What did you do during the great earthquake? During the week following March 11th I wrote thousands of words in a couple hundred E-mails documenting, reporting information and relaying anecdotes to people abroad. Now, though, I want to talk about my emergency kit. Earthquake-proneJapanhas a reputation for practicing natural disaster drills and people are encouraged to have an emergency kit containing important items, preferably kept near their doors for easy access as they run out for occasions exactly like the earthquake of March 11. Such a wide range of ‘important’ items could add up a considerable weight, but typical items include: bottled water; blankets; flashlight, radio and batteries; cooking fuel; first aid kit; money; toilet paper; passports or copies of passports and other important family documents, etc. Some people might go all-out and keep tents, tools, ropes, chemical toilets, weapons and more.
My emergency kit included blankets, ground sheets, radio, flashlight and batteries, candles and matches and lighters, face masks, condoms, a small suction pump for siphoning liquids, first aid kit, lip balm, soap and hand towels, hammer, knife, cigarettes, saw, tent pegs, compass, whistles, work gloves, rope and bungee cords, and most of all gum tape. I am convinced that gum tape - not duct tape, which is slightly different - is one of the greatest inventions ever. You don’t even go into space without a roll of gum tape in your space ship.
I stopped hanging my laundry out to dry on the balcony as soon as the fuel-rod-overheating-and-emitting-radioactive-steam crisis at the Fukushima Dai-ichi nuclear power plant began on Saturday 12th.
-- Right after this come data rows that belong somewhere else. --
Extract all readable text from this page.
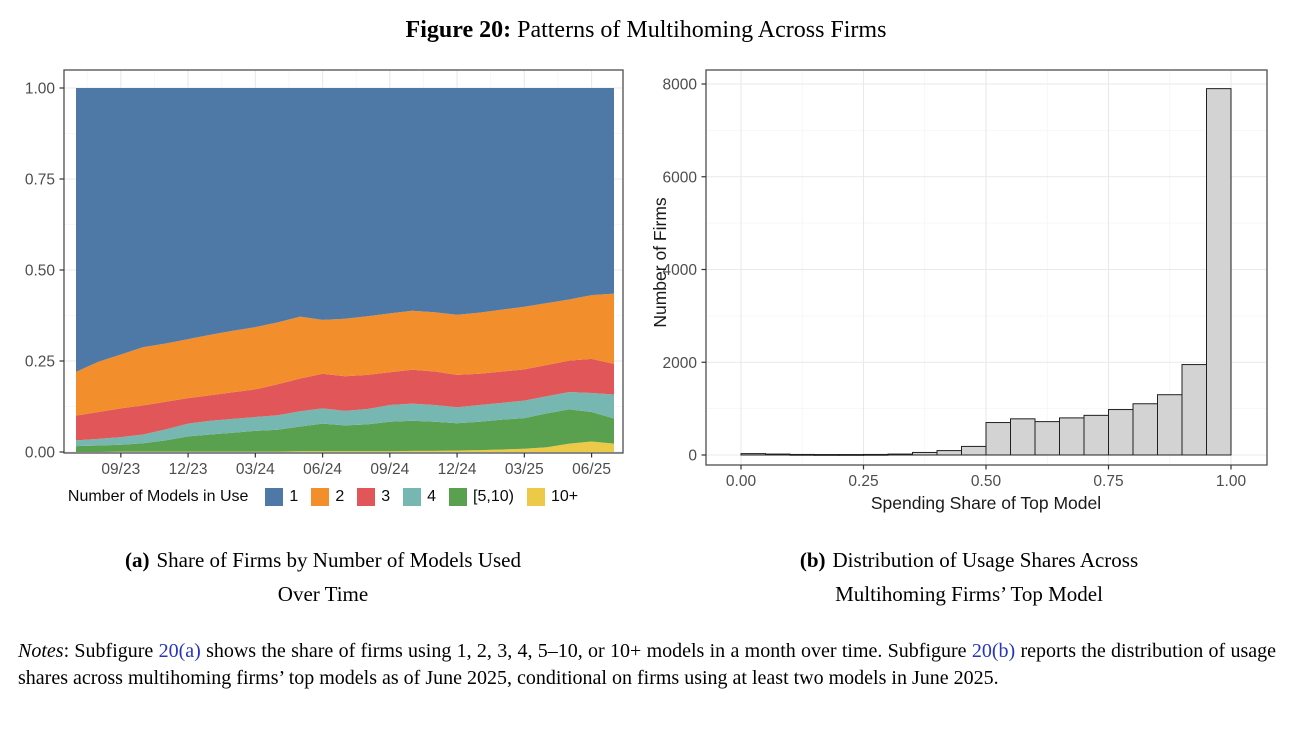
Figure 20: Patterns of Multihoming Across Firms
0.00
0.25
0.50
0.75
1.00
09/23 12/23 03/24 06/24 09/24 12/24 03/25 06/25
Number of Models in Use	1 2 3 4 [5,10) 10+
0
2000
4000
6000
8000
0.00	0.25	0.50	0.75	1.00
Spending Share of Top Model
Number of Firms
(a) Share of Firms by Number of Models Used
Over Time
(b) Distribution of Usage Shares Across
Multihoming Firms’ Top Model
Notes: Subfigure 20(a) shows the share of firms using 1, 2, 3, 4, 5–10, or 10+ models in a month over time. Subfigure 20(b) reports the distribution of usage shares across multihoming firms’ top models as of June 2025, conditional on firms using at least two models in June 2025.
In my apartment I had a store of about 30-liters of drinking water, three buckets of extra water kept in the shower for use in the toilet if we lost our water, a pile of extra batteries of different sizes, about a month’s worth of toilet paper and tissues, vitamins and toothpaste, dish washing soap, laundry detergent and toothpaste, plus some bleach, plenty of vinyl garbage bags and at least four days of food - fresh food, frozen food and instant food. Despite power outages in Tokyo that began on Monday 14th I did not lose power or any utilities at all in my neighborhood. But I made sure to keep my computer and cell phone batteries fully charged. Life in my neighborhood seemed to go on pretty normally, except that supermarket and convenience store shelves were mostly bare and the local ENEOS gas stations were either closed or else had long queues of waiting vehicles.